= John England (engineer) =

British civil engineer

John England MICE (1822 – 14 September 1877) was a British civil engineer prominent in the history of the Colony of South Australia.

==History==
John England junior, as he was generally known, was the second son of John England, a prominent solicitor of Hull, Yorkshire. He was educated at the local High School and was articled to the eminent engineer (later Sir) William Fairbairn. On gaining his degree, he was put in charge of design and construction of engines for the HMSS Megara and her sister ship. When Fairbairn was commissioned by Brunel to design girders for the Menai Bridge, England and a Mr. Murray were charged with investigating various tubular forms and constricting a one-fourth scale model of the bridge to test its breaking strain. His work drew the attention of Charles Vignoles, who then employed England to supervise construction of the suspension bridge over the Dnieper at Kiev, a job which took five years, from 1842 to 1847. In recognition of his work he was offered the post of Captain in the Imperial Engineer Corps, but his health had suffered from the cold climate, and he decided to move to South Australia.

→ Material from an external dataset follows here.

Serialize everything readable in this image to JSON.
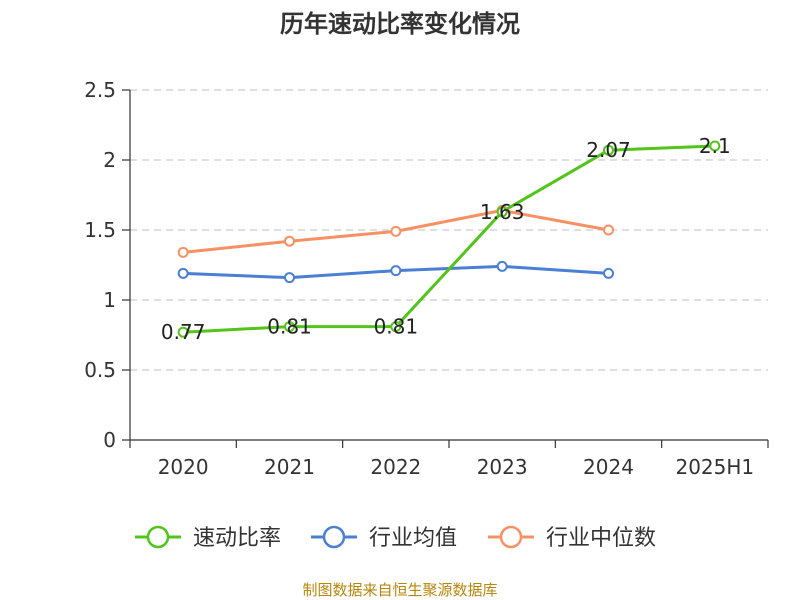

He arrived in Adelaide in 1851, and after a brief sojourn in Melbourne, he set up a contracting business in Adelaide, and after constructing a number of wooden bridges, submitted a design for a tubular steel bridge over the Torrens, together with a plan for extending King William Street (as King William Road) to North Adelaide. He and William Robson Coulthard erected the Glenelg jetty, the first screw-pile structure in Australia. He was appointed City Surveyor, but resigned that position to take over the Adelaide Waterworks on the retirement of George Ernest Hamilton in 1858 and the amalgamation of that position with that of Resident Engineer of South Australian Railways. He supervised construction of the Thorndon Park reservoir and its reticulation. He was instrumental in the erection of the Port Adelaide lighthouse and upgrading the Troubridge lighthouse.

He left the Public Service in 1867 after a Select Committee found he had authorized over-payment to the Thorndon Park contractor, and joined the firm of Wallace and Morel, who were laying the railway north from Port Augusta. This project was abandoned, and England left for Japan, where he had been appointed Chief Engineer of the Japanese Imperial Railways. He died in Tokyo.